From: Len McLaughlin <len_at_nospam.com>
Date: Sat, 28 Aug 2004 20:43:59 GMT

"Scream Machine" <shake_at_hotmail.com> wrote in message news:8T4Yc.238289$M95.44872_at_pd7tw1no...
> I can't remember where I read it, but I read somewhere that the heavy
users
> of the Canadian healthcare system are newcomers to Canada (immigrants).
Can
> anyone confirm this?



This is a figure you'll probably never get in Canada, like the true cost of bilingualism it'll be classified. The reason being off course is that if people knew where their tax dollars were going, they might get agitated. In Canada it's the old mushroom principle and it sure works on Canadians. I just saw a bit on a report in the US as to the cost to the medical system due to illegal immigrants.
The numbers I forget exactly but I remember it as being more than the total budget for Homeland Security.
I waited to see it again but it never showed up, having a short life span as items of that sort usually do.

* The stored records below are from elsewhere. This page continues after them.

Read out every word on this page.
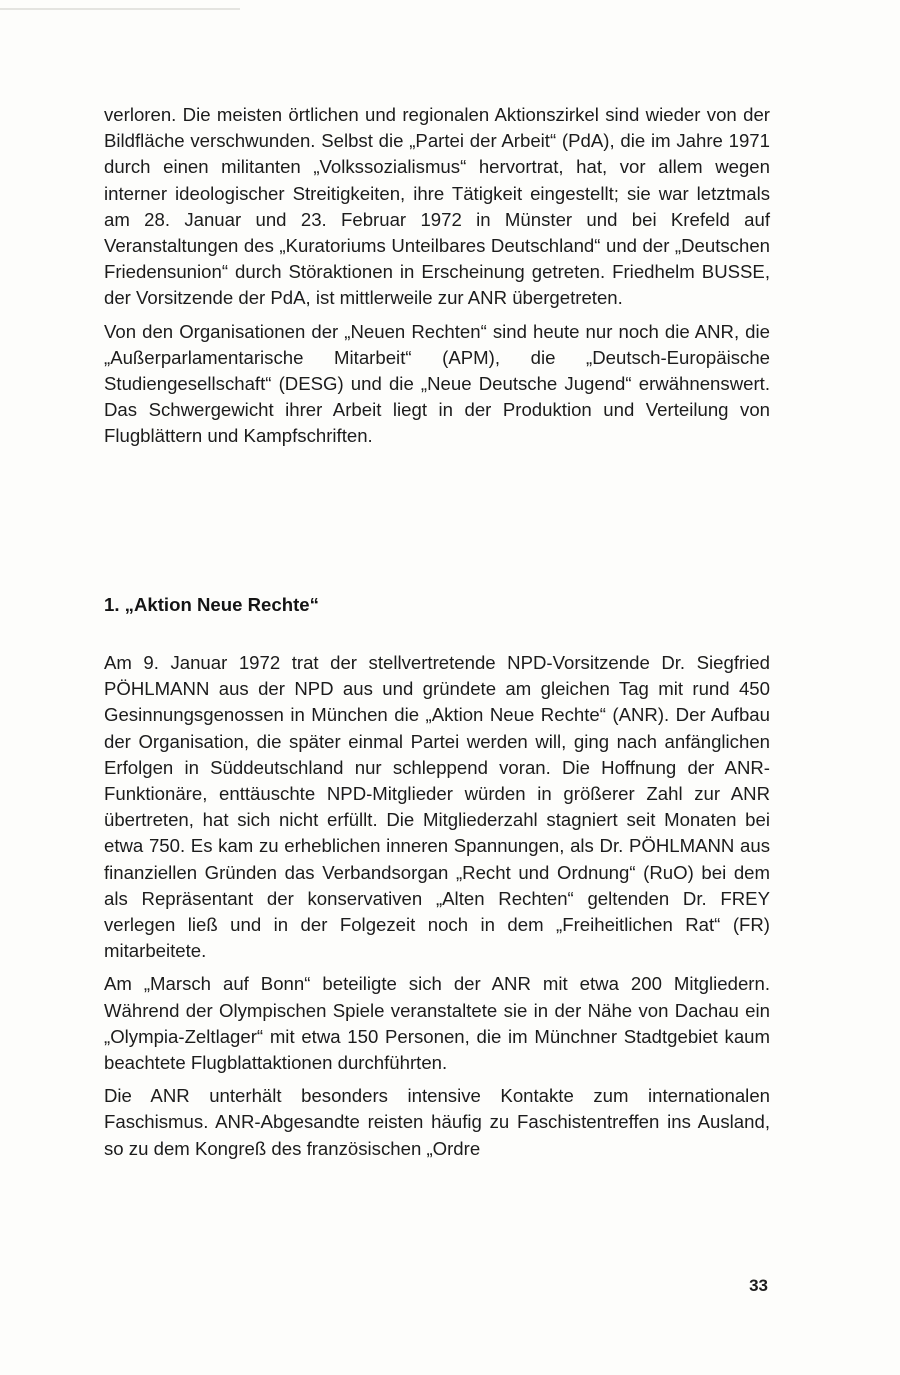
verloren. Die meisten örtlichen und regionalen Aktionszirkel sind wieder von der Bildfläche verschwunden. Selbst die „Partei der Arbeit“ (PdA), die im Jahre 1971 durch einen militanten „Volkssozialismus“ hervortrat, hat, vor allem wegen interner ideologischer Streitigkeiten, ihre Tätigkeit eingestellt; sie war letztmals am 28. Januar und 23. Februar 1972 in Münster und bei Krefeld auf Veranstaltungen des „Kuratoriums Unteilbares Deutschland“ und der „Deutschen Friedensunion“ durch Störaktionen in Erscheinung getreten. Friedhelm BUSSE, der Vorsitzende der PdA, ist mittlerweile zur ANR übergetreten.

Von den Organisationen der „Neuen Rechten“ sind heute nur noch die ANR, die „Außerparlamentarische Mitarbeit“ (APM), die „Deutsch-Europäische Studiengesellschaft“ (DESG) und die „Neue Deutsche Jugend“ erwähnenswert. Das Schwergewicht ihrer Arbeit liegt in der Produktion und Verteilung von Flugblättern und Kampfschriften.

1. „Aktion Neue Rechte“

Am 9. Januar 1972 trat der stellvertretende NPD-Vorsitzende Dr. Siegfried PÖHLMANN aus der NPD aus und gründete am gleichen Tag mit rund 450 Gesinnungsgenossen in München die „Aktion Neue Rechte“ (ANR). Der Aufbau der Organisation, die später einmal Partei werden will, ging nach anfänglichen Erfolgen in Süddeutschland nur schleppend voran. Die Hoffnung der ANR-Funktionäre, enttäuschte NPD-Mitglieder würden in größerer Zahl zur ANR übertreten, hat sich nicht erfüllt. Die Mitgliederzahl stagniert seit Monaten bei etwa 750. Es kam zu erheblichen inneren Spannungen, als Dr. PÖHLMANN aus finanziellen Gründen das Verbandsorgan „Recht und Ordnung“ (RuO) bei dem als Repräsentant der konservativen „Alten Rechten“ geltenden Dr. FREY verlegen ließ und in der Folgezeit noch in dem „Freiheitlichen Rat“ (FR) mitarbeitete.

Am „Marsch auf Bonn“ beteiligte sich der ANR mit etwa 200 Mitgliedern. Während der Olympischen Spiele veranstaltete sie in der Nähe von Dachau ein „Olympia-Zeltlager“ mit etwa 150 Personen, die im Münchner Stadtgebiet kaum beachtete Flugblattaktionen durchführten.

Die ANR unterhält besonders intensive Kontakte zum internationalen Faschismus. ANR-Abgesandte reisten häufig zu Faschistentreffen ins Ausland, so zu dem Kongreß des französischen „Ordre

33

It's a hot potato that nobody wants to confront.
---


> I'm just curious as to know if this has anything to do with the push for a
> more privatized user-pay system.
> The breakdown of communities in free-market societies is quite apparent -
> i.e.. New York where everyone is trigger-happy rude. Home builders and
> developers routinely produce seductive ads selling the idea of a happy
> picket-fenced utopian community, where everyone knows each other, and all
> unified happily together. And in the US, "gated-communities" are all the
> rage - a feeble attempt to create the illusion of what community once
was -
> the idea of security, and everyone knowing each other as one big happy
> tribe. With capitalism and market economics, "community" has been
> obliterated.
>
-- Gated-communities and secure buildings are our future. .... for those who can afford it. That's the price of tribalism and our complacency. --
> Has the breakdown of the community and the loss of cohesion (with
> multiculturalism) had anything to do with this desire or move for
privatized
> health-care?
>
-- Probably 'need' is the better word.